When 19-year-old M Ajanya walked out of the Kozhikode Medical College Hospital with her mother, it was a near miracle as she had been infected with the dreaded Nipah virus and few expected that she would live.

Special Correspondent

Assembled medical workers found it difficult to control their tears when they bid her goodbye.

“We treated Ajanya like our daughter. We closely followed her each movement. We never wanted another Lini (the nurse who died after attending to the affected).

We wanted her to live. Our dedication and work paid off. We won the battle against a hitherto unknown monster,” said head nurse PV Usha Devi, adding it was a memorable day in her career of three decades.

The Nipah was an unknown virus with no medicine or history of treatment and little information about the carrier. Health experts hit a blind spot during the initial stages of the outbreak in north Kerala last month.

But they fought back and contained its secondary infection and nursed back to health two Nipah-positive patients Ajanya, a nursing student and Ubeesh, a male nurse. The deadly virus claimed 17 lives in a span of 10 days. Health experts said that the way the potentially explosive epidemic was contained was laudable.

In two affected districts, Kozhikode and Malappuram, when educational institutions reopened after the extended summer vacation on Tuesday, all schools devoted the first period of the academic session to Nipah. All medical colleges in the state plan to include epidemiology of this virus in the new curriculum.

A team of dedicated medical staff, well-oiled health machinery, and effective monitoring by bureaucracy and political leadership helped the state to win the battle against Nipah, said district medical officer Dr V Jayasree who was at ground zero from day one. Four cases were confirmed by the National Virology Institute in Pune on May 20.

“We were initially at a loss. But we were determined that our helplessness should not percolate down. We mobilised resources, took precautions on a war footing, and gathered background information from wherever we got. Some of us couldn’t sleep for days,” she said, adding that early detection was key to the success.

Once the disease was confirmed, the government machinery swung into action. All cases and suspected cases were moved to the Government Medical College Hospital at Kozhikode.

An isolation protocol, on the lines of World Health Organization guidelines, was formed. Health personnel in all hospitals were given training and safety gadgets. A medical emergency was declared in no time.

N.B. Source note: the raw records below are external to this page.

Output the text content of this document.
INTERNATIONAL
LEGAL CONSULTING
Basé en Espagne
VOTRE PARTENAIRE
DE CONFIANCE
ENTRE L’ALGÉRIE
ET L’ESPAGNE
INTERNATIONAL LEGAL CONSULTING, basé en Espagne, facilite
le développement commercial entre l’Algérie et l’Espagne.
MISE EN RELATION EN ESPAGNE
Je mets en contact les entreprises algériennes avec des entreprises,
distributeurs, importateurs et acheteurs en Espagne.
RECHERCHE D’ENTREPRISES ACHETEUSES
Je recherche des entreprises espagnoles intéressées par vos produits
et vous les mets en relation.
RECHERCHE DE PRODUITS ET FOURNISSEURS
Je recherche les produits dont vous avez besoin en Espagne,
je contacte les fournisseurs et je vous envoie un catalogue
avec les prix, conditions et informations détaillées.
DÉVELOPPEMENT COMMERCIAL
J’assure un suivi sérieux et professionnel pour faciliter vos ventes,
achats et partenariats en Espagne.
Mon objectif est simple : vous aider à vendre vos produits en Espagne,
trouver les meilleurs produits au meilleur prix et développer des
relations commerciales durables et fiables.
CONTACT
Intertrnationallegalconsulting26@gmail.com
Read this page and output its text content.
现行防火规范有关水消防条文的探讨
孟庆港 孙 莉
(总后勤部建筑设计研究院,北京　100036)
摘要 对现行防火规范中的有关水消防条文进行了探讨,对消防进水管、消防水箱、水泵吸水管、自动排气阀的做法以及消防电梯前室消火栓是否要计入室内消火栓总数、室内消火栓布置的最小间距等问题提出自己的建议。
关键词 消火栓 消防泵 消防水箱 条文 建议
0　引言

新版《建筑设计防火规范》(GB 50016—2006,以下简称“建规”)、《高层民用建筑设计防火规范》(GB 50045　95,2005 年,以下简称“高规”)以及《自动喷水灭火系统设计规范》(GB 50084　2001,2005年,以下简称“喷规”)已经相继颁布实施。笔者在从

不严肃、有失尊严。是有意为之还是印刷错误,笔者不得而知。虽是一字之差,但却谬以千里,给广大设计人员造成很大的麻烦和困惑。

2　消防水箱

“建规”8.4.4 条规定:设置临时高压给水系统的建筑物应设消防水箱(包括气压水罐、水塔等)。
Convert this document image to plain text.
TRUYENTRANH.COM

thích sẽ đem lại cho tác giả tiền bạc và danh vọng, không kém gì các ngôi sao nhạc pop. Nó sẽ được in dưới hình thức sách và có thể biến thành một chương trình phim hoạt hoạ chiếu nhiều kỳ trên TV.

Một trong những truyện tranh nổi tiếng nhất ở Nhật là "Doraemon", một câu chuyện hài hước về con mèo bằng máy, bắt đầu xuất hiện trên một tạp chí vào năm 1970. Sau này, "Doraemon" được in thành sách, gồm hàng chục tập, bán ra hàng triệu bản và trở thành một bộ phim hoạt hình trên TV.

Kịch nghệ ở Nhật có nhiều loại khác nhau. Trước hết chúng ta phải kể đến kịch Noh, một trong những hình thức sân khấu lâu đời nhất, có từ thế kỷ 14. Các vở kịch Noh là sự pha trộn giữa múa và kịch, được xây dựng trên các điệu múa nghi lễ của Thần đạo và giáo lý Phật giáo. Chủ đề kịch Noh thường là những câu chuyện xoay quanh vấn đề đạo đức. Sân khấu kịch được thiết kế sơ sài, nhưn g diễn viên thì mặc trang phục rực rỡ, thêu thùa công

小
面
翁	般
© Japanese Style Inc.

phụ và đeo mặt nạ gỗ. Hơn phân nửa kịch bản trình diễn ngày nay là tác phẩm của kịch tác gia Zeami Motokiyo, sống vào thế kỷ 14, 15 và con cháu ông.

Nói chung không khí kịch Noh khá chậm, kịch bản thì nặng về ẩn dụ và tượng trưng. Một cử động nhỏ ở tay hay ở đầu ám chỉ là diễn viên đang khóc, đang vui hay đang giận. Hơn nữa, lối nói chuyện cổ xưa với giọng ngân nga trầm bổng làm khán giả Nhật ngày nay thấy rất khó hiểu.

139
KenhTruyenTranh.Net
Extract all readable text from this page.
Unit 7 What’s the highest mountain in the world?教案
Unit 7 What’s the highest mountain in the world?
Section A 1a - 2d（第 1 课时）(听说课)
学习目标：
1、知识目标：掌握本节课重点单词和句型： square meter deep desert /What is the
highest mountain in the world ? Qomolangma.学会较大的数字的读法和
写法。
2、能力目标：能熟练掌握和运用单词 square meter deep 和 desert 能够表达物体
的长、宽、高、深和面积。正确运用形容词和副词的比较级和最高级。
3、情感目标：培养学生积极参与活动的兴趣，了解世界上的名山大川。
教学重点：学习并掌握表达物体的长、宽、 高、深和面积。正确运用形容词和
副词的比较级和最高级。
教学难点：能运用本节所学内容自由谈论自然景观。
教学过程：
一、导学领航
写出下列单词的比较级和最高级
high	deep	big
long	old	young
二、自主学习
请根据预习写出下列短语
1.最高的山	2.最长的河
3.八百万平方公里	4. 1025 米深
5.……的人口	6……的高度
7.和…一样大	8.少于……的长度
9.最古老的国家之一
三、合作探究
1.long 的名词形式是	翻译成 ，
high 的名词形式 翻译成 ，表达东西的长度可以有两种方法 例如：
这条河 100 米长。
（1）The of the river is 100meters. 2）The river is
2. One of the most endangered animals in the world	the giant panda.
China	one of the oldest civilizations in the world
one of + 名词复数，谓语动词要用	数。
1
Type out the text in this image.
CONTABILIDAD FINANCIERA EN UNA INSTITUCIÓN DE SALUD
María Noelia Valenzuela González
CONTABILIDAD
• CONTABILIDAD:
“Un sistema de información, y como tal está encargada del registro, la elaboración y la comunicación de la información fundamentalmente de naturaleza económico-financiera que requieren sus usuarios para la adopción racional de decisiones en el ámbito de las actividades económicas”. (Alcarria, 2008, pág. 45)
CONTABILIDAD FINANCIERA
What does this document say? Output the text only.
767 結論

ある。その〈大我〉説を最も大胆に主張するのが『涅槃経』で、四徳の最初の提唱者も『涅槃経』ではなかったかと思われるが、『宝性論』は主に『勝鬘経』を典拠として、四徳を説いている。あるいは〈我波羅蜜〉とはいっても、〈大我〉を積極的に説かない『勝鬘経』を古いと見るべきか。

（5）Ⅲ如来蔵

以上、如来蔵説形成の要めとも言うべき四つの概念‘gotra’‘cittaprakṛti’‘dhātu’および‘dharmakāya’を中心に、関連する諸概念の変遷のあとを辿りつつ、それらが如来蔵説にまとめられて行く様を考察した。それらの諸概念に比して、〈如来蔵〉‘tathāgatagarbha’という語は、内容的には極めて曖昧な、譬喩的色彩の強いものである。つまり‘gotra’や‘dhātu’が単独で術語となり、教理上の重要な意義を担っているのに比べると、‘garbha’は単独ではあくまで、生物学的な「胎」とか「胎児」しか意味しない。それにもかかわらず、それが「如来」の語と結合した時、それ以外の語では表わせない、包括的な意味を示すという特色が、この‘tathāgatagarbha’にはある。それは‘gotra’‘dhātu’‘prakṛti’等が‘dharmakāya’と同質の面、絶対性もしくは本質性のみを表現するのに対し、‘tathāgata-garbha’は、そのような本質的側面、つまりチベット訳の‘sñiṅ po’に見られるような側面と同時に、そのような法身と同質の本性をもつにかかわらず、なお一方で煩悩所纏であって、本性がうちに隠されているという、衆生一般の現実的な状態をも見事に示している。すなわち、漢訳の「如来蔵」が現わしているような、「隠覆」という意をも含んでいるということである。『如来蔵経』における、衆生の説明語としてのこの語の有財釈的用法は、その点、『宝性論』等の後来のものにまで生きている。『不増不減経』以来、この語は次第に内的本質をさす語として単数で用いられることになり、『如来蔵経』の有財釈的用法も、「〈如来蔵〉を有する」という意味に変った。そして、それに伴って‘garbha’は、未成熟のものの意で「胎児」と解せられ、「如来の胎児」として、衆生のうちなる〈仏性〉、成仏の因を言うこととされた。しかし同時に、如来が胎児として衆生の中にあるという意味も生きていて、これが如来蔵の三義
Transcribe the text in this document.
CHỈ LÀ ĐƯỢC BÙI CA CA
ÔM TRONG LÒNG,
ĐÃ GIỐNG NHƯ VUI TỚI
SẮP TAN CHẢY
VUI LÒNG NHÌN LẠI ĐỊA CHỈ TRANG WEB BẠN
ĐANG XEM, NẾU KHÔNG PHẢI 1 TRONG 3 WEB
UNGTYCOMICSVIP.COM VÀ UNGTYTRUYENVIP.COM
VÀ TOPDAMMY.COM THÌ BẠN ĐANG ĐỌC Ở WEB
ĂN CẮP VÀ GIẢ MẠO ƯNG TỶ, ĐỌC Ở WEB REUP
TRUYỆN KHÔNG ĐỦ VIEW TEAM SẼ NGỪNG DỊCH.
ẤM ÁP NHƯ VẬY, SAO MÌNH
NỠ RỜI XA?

“It was a challenge. More than 2,000 contacts were traced and followed up on a daily basis. If and when any of them fell ill, they were taken to isolation wards. Cases were treated symptomatically with life support system.

Anti-viral drug Ribavirin and a monoclonal antibody were imported and tried on some patients,” said state health director LP Saritha who campaigned for two weeks in affected areas. She said efficacy of these imported medicines will have to be studied in detail.

The district administration immediately constituted quick response teams and gave them a free hand.